Ora, quanto alla opposizione a decreto ingiuntivo in materia di canoni locatizi, la giurisprudenza costantemente ammette che l'opposizione venga effettuata utilizzando lo strumento dell'atto di citazione ma, in ossequio ai principi del rito ex art. 447 bis c.p.c., richiede, pressochè unanimemente, che siano ugualmente applicati i relativi termini processuali.
Tale indirizzo è ribadito nella sentenza n. 8014 del 02/04/2009 della Suprema Corte a Sezione
Unite, laddove ha affermato che: “L'opposizione a decreto ingiuntivo concesso in materia di locazione e quindi soggetta al rito del lavoro deve essere proposta con ricorso e, ove proposta pagina 5 di 11 erroneamente con citazione, questa può produrre gli effetti del ricorso solo se sia depositata in cancelleria entro il termine di cui all'art. 641 cod. proc. civ., non essendo sufficiente che entro tale data sia stata comunque notificata alla controparte”.
Inoltre è stato riconfermato dalla Suprema Corte a Sezioni Unite con sentenza n.

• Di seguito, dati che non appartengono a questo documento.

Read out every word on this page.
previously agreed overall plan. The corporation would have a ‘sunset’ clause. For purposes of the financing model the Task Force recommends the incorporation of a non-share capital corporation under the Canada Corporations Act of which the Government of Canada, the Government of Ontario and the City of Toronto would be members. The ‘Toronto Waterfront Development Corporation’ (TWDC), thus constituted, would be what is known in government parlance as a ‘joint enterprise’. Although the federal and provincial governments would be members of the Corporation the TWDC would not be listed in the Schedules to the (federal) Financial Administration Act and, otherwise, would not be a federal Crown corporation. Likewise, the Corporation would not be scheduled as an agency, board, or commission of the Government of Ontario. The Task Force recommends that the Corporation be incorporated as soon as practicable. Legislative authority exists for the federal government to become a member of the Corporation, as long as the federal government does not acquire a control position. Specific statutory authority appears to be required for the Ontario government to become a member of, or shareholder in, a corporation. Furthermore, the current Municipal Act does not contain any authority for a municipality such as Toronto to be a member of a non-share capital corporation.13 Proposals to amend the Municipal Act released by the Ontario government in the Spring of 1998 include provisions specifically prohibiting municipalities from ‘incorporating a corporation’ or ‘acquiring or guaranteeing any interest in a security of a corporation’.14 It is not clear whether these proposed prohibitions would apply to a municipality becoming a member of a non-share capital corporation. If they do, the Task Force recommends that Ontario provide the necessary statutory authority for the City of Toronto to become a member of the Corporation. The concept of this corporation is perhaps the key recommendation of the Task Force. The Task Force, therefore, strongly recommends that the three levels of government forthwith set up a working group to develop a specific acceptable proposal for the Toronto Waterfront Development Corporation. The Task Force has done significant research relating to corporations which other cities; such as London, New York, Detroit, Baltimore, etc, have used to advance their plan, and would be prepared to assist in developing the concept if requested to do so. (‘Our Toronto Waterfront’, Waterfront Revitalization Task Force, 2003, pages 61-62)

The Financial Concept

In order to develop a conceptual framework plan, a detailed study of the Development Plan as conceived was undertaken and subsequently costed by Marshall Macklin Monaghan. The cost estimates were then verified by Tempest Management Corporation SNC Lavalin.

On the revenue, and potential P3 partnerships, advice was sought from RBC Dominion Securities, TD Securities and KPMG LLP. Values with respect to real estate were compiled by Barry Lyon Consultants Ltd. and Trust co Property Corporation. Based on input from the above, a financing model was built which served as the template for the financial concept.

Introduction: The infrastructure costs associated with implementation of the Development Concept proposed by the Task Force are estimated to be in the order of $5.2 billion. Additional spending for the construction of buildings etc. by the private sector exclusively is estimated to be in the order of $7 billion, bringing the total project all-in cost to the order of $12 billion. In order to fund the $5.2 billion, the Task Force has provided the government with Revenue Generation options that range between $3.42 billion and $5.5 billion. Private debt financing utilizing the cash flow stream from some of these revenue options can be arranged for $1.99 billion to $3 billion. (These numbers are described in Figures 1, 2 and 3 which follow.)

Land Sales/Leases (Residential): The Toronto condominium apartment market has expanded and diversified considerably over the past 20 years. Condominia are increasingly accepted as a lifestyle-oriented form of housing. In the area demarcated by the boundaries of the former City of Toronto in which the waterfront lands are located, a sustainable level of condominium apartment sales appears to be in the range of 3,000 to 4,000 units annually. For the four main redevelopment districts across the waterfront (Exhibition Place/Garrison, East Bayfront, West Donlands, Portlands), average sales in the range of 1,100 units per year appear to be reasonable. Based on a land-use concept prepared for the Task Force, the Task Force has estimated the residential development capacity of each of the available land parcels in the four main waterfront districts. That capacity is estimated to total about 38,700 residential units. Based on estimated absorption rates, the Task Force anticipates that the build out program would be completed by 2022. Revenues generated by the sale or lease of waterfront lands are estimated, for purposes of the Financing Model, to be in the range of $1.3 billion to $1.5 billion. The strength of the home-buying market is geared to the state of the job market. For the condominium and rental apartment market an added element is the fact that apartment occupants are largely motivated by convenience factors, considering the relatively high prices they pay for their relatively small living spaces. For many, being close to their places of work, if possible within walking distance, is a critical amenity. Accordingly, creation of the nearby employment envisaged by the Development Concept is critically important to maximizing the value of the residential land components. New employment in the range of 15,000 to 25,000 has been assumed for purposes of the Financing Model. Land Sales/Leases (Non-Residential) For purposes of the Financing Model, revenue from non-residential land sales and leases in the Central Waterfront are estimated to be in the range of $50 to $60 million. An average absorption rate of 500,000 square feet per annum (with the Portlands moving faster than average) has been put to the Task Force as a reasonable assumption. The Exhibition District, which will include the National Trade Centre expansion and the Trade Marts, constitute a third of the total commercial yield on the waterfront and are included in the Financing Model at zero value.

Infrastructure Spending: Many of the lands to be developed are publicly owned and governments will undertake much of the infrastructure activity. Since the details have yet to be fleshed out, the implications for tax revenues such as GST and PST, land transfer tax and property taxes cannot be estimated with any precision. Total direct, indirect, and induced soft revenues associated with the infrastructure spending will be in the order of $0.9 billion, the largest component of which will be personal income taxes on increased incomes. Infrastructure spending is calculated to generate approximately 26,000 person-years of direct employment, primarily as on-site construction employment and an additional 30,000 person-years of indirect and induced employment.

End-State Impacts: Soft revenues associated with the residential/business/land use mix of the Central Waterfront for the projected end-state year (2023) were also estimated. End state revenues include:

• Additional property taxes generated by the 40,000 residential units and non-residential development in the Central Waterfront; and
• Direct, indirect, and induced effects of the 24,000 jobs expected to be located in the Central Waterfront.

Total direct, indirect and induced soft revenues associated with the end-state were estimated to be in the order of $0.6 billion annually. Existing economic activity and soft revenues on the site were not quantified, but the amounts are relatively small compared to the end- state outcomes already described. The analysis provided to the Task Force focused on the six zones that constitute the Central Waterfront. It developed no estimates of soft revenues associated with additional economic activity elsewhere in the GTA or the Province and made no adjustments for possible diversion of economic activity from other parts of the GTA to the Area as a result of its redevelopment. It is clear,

21675/2013, laddove ha precisato che nelle controversie alle quali si applica il rito del lavoro,
l'opposizione deve essere proposta con ricorso da depositare nella cancelleria del giudice competente nel termine di cui all'art. 641 c.p.c., e deve ritenersi (in consonanza con la più attenta dottrina) tempestivamente proposta tutte le volte che il ricorso risulti depositato nella cancelleria del giudice competente prima della scadenza del termine per l'opposizione, senza che sia necessario, ai fini dell'ammissibilità della opposizione, che entro il medesimo termine il ricorso stesso sia stato notificato. In tale, specifico ambito, giurisprudenza e dottrina costantemente convengono sulla possibilità della sanatoria di una opposizione a decreto ingiuntivo per crediti di lavoro o assimilati (come quelli locatizi) proposta con citazione invece che con ricorso, affermandosi in proposito che l'opposizione può considerarsi valida solo se la citazione venga depositata nella cancelleria del giudice competente entro il termine di cui all'art. 641 c.p.c. - mentre sarebbe insufficiente la sola notificazione nel medesimo termine - poiché solo in questo modo si raggiunge lo scopo proprio del ricorso.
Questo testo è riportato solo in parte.